Aí se verifica a falta de recursos, por exemplo, para utilizar transporte público, produção de aglomerações, falta de álcool gel, etc. Quer dizer, muitos problemas que eu acho que estamos enfrentando e que reflete a redução de recursos no campo da saúde, no campo da educação, de recursos sociais.
Acho que essa situação toda apenas reflete o que já estávamos vivenciando antes da pandemia, que é desfinanciamento para as áreas sociais, educação, saúde, emprego, renda, toda essa vulnerabilidade social aparece em um momento crítico como esse.
BdFRS - Há uma tendência de queda no número de internações de pessoas em estado grave no RS, que tem justificado as liberações. Essa queda significa que a pandemia está diminuindo? Na tua perspectiva, qual deveria ser o parâmetro para se fazer essa afirmação?
Ronaldo - Essa é uma boa notícia, pelos dados que nós temos acesso, efetivamente vem havendo uma redução de internações hospitalares e de ocupação de leitos de UTI. Isso significa que realmente há uma desaceleração, uma perda de força da epidemia nesse momento. O que não significa sua resolução. É bem provável inclusive, que a covid-19 permaneça em patamares ainda elevados, ou moderadamente elevados, com essa curva achatada que a gente chama de platô, por um tempo mais longo, com alguns momentos de inflexão, alguns momentos de redução dessa linha de platô, outros momentos de aumento novamente. Isso também está muito relacionado com as questões da vigilância epidemiológica.

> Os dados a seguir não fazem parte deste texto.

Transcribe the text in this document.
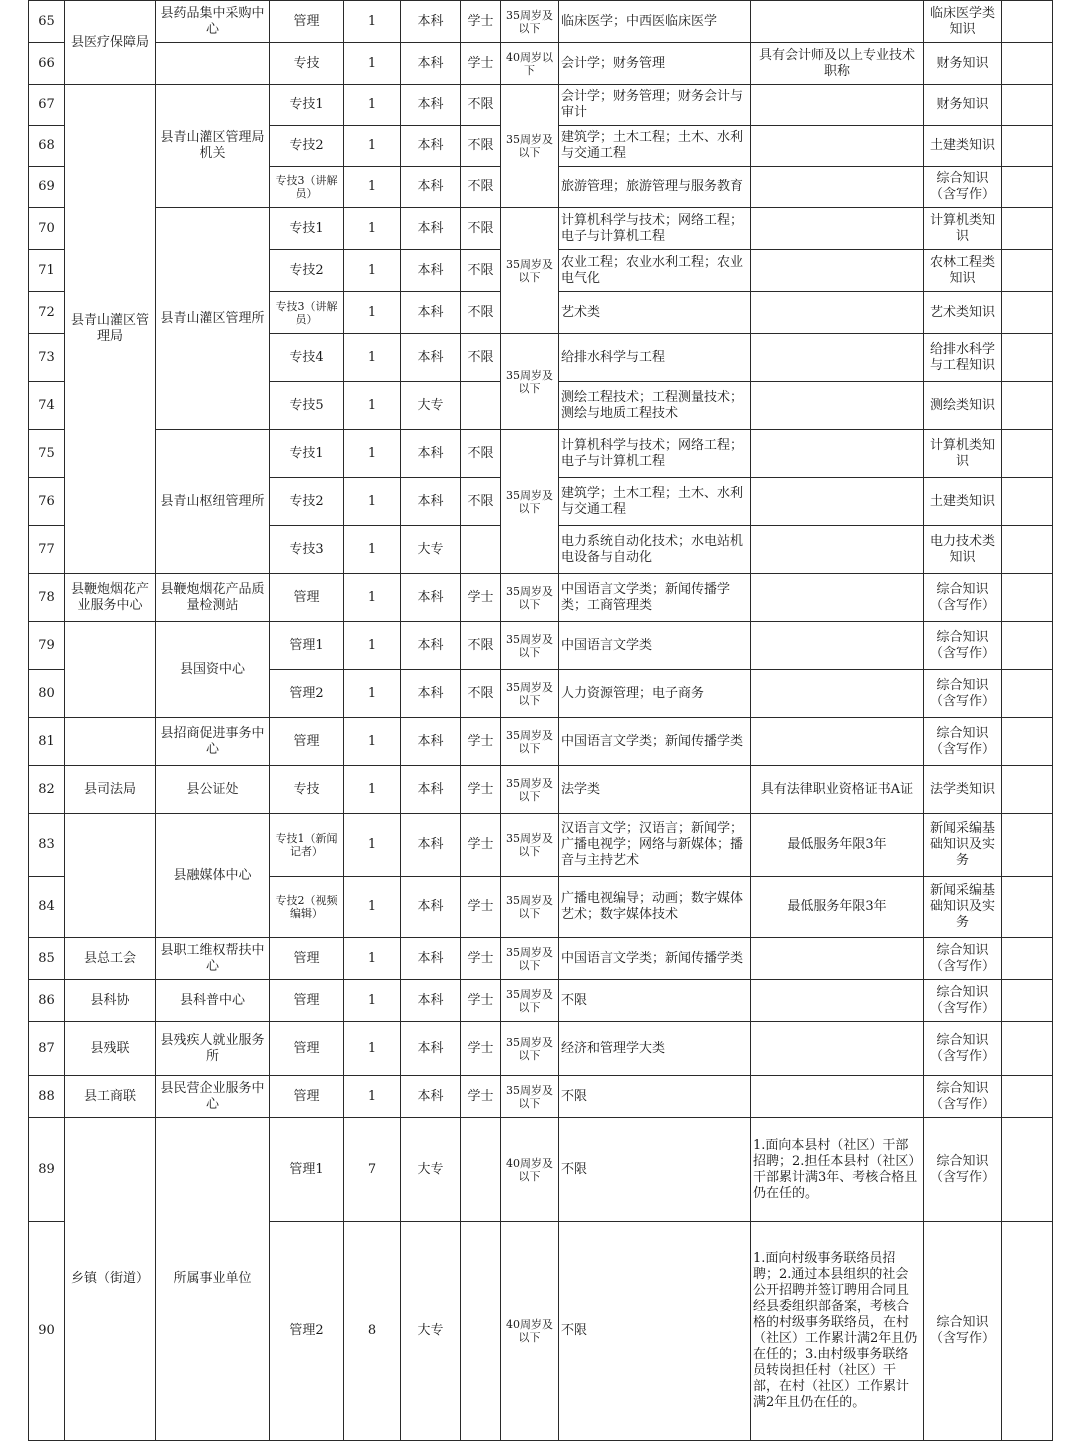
65	县医疗保障局	县药品集中采购中心	管理	1	本科	学士	35周岁及以下	临床医学；中西医临床医学		临床医学类知识	
66			专技	1	本科	学士	40周岁以下	会计学；财务管理	具有会计师及以上专业技术职称	财务知识	
67	县青山灌区管理局	县青山灌区管理局机关	专技1	1	本科	不限	35周岁及以下	会计学；财务管理；财务会计与审计		财务知识	
68			专技2	1	本科	不限		建筑学；土木工程；土木、水利与交通工程		土建类知识	
69			专技3（讲解员）	1	本科	不限		旅游管理；旅游管理与服务教育		综合知识（含写作）	
70		县青山灌区管理所	专技1	1	本科	不限	35周岁及以下	计算机科学与技术；网络工程；电子与计算机工程		计算机类知识	
71			专技2	1	本科	不限		农业工程；农业水利工程；农业电气化		农林工程类知识	
72			专技3（讲解员）	1	本科	不限		艺术类		艺术类知识	
73			专技4	1	本科	不限	35周岁及以下	给排水科学与工程		给排水科学与工程知识	
74			专技5	1	大专			测绘工程技术；工程测量技术；测绘与地质工程技术		测绘类知识	
75		县青山枢纽管理所	专技1	1	本科	不限	35周岁及以下	计算机科学与技术；网络工程；电子与计算机工程		计算机类知识	
76			专技2	1	本科	不限		建筑学；土木工程；土木、水利与交通工程		土建类知识	
77			专技3	1	大专			电力系统自动化技术；水电站机电设备与自动化		电力技术类知识	
78	县鞭炮烟花产业服务中心	县鞭炮烟花产品质量检测站	管理	1	本科	学士	35周岁及以下	中国语言文学类；新闻传播学类；工商管理类		综合知识（含写作）	
79		县国资中心	管理1	1	本科	不限	35周岁及以下	中国语言文学类		综合知识（含写作）	
80			管理2	1	本科	不限	35周岁及以下	人力资源管理；电子商务		综合知识（含写作）	
81		县招商促进事务中心	管理	1	本科	学士	35周岁及以下	中国语言文学类；新闻传播学类		综合知识（含写作）	
82	县司法局	县公证处	专技	1	本科	学士	35周岁及以下	法学类	具有法律职业资格证书A证	法学类知识	
83		县融媒体中心	专技1（新闻记者）	1	本科	学士	35周岁及以下	汉语言文学；汉语言；新闻学；广播电视学；网络与新媒体；播音与主持艺术	最低服务年限3年	新闻采编基础知识及实务	
84			专技2（视频编辑）	1	本科	学士	35周岁及以下	广播电视编导；动画；数字媒体艺术；数字媒体技术	最低服务年限3年	新闻采编基础知识及实务	
85	县总工会	县职工维权帮扶中心	管理	1	本科	学士	35周岁及以下	中国语言文学类；新闻传播学类		综合知识（含写作）	
86	县科协	县科普中心	管理	1	本科	学士	35周岁及以下	不限		综合知识（含写作）	
87	县残联	县残疾人就业服务所	管理	1	本科	学士	35周岁及以下	经济和管理学大类		综合知识（含写作）	
88	县工商联	县民营企业服务中心	管理	1	本科	学士	35周岁及以下	不限		综合知识（含写作）	
89	乡镇（街道）	所属事业单位	管理1	7	大专		40周岁及以下	不限	1.面向本县村（社区）干部招聘；2.担任本县村（社区）干部累计满3年、考核合格且仍在任的。	综合知识（含写作）	
90			管理2	8	大专		40周岁及以下	不限	1.面向村级事务联络员招聘；2.通过本县组织的社会公开招聘并签订聘用合同且经县委组织部备案，考核合格的村级事务联络员，在村（社区）工作累计满2年且仍在任的；3.由村级事务联络员转岗担任村（社区）干部，在村（社区）工作累计满2年且仍在任的。	综合知识（含写作）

Sabemos que tem períodos que os dados reduzem, por exemplo, no final de semana, e na terça-feira aumentam. Então ficamos muito sujeitos a essas oscilações momentâneas. Mas possivelmente nós teremos a permanência da epidemia até que tenhamos a vacina disponível. Possivelmente tenhamos o que eu chamo de bolhas de transmissão. Não dá para afirmar ainda quais são essas populações, mas é bem possível que alguns clusters, como presídios, como alguns aglomerados urbanos, hospitais, eventualmente frigoríficos, alguns locais que abrigariam o vírus e a circulação entre as populações que compartilham daquele espaço físico, que nós tenhamos essa situação e com momentos de transmissão para aquelas populações com mais risco de doença grave. Até mesmo, eventualmente, um caráter mais endêmico, até que tenhamos uma vacina efetiva e cobertura vacinal em altos níveis que permita a eliminação da covid-19.
Agora ainda é muito cedo para falar nisso. É possível que covid-19 permaneça entre nós durante alguns anos, durante um período mais longo, até que se tenha um mecanismo de eliminação completa do vírus.